Frank Anthony Bruni (born on October 31, 1964, in White Plains, New York) was the chief restaurant critic of The New York Times, a position he held from 2004 to 2009. He graduated Phi Beta Kappa from the University of North Carolina at Chapel Hill in 1986 with a B.A. in English. He was a Morehead Scholar and on the staff of the student paper, The Daily Tar Heel. Bruni graduated second in his class with an M.S. degree in journalism from the Columbia University Graduate School of Journalism. At Columbia he also won a Pulitzer Traveling Fellowship.
Immediately prior to becoming the chief restaurant critic for the Times, Frank Bruni was the Rome bureau chief (July 2002–March 2004) and a reporter in the Washington, D.C., bureau (December 1998–May 2002). While in D.C., Bruni was assigned to cover Capitol Hill, Congress, Governor George W. Bush's presidential campaign, and the White House. Before this (1990–1995), Bruni worked for the Detroit Free Press in an assortment of positions including covering the Persian Gulf War. In 1995, Bruni joined The New York Times as a metropolitan reporter and often wrote for the Sunday magazine and for Sunday Arts.

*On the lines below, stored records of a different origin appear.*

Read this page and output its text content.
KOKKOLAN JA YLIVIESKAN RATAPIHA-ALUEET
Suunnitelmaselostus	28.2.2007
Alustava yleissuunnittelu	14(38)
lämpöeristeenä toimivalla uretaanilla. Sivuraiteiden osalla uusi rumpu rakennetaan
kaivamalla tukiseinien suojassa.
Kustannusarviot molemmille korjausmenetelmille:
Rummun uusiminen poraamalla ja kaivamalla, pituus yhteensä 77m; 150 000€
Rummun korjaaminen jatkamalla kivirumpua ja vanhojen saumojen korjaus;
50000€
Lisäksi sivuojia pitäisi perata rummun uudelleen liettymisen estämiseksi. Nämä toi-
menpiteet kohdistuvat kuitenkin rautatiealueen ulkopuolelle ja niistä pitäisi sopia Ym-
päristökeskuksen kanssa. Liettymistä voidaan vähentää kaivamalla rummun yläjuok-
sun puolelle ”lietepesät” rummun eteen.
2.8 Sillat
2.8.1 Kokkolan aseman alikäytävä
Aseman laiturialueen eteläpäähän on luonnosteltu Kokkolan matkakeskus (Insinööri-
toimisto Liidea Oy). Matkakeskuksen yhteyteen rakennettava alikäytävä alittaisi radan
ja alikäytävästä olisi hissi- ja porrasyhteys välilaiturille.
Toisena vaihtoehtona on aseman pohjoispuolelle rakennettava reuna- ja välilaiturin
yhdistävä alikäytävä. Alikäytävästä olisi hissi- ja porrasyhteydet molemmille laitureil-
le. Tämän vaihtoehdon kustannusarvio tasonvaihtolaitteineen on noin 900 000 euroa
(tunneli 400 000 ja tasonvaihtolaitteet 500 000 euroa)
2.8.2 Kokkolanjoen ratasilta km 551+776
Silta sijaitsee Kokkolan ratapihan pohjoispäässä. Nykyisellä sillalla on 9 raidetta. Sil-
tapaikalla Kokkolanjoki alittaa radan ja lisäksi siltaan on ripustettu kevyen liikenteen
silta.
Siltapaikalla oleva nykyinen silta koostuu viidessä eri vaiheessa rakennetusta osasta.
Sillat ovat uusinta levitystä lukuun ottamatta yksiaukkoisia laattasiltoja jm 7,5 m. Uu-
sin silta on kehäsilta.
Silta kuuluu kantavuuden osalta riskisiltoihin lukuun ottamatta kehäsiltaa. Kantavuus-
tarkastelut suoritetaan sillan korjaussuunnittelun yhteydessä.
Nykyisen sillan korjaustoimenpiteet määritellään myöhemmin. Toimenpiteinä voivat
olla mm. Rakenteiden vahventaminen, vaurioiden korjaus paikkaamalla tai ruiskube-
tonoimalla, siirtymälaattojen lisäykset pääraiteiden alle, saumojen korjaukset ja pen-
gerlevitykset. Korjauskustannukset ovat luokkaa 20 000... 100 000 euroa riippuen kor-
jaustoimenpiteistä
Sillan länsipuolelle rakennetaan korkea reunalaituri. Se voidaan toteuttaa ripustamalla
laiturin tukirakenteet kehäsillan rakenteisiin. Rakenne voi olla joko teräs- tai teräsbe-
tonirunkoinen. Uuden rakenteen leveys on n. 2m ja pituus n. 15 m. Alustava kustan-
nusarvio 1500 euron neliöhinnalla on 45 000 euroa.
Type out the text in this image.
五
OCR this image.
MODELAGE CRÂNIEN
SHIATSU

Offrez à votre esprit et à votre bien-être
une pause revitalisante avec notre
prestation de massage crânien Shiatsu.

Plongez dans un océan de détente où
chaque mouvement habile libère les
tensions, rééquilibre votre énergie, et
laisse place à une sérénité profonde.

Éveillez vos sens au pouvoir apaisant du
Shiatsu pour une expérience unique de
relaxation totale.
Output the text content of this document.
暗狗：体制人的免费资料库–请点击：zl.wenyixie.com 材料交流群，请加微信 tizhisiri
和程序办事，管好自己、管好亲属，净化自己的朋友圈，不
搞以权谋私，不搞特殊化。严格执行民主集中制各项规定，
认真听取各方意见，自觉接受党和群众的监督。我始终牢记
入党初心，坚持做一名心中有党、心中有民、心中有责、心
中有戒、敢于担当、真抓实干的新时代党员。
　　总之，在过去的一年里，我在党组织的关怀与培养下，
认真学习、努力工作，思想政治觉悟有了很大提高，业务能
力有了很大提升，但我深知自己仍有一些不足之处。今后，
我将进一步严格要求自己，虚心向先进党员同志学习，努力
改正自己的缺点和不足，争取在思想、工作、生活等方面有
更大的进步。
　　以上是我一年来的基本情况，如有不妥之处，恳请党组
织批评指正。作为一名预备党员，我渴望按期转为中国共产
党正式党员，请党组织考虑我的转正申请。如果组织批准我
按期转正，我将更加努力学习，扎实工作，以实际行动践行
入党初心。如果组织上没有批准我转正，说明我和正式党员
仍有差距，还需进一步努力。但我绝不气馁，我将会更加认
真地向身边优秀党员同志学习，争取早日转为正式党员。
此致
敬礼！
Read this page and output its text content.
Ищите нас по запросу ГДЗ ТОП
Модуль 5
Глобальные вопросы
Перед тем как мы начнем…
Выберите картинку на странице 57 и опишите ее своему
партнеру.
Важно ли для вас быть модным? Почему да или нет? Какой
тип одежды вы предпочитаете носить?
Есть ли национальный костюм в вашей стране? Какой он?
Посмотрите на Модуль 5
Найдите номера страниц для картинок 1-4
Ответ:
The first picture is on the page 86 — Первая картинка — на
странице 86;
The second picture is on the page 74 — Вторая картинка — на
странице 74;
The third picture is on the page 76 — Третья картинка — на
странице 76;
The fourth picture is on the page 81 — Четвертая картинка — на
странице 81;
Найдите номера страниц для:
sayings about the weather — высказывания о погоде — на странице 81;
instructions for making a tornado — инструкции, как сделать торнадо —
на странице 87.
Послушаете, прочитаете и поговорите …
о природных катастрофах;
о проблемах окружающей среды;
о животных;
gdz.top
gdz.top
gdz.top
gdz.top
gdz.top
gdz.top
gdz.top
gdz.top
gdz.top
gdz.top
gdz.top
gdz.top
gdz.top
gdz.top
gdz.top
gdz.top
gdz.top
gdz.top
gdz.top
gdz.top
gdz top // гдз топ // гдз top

Bruni wrote in Men's Vogue of his search for a workout to combat the calories he consumes as a food writer, and in the April 2008 issue he wrote about his addiction to sleeping pills. Bruni's book, Born Round: The Secret History of a Full-Time Eater was released in 2009, and since then he has written general interest and food-related columns for the Times, in part filling the "food writer at large" role that had been unfilled since the 2006 death of the Times' legendary reporter R. W. Apple., Jr.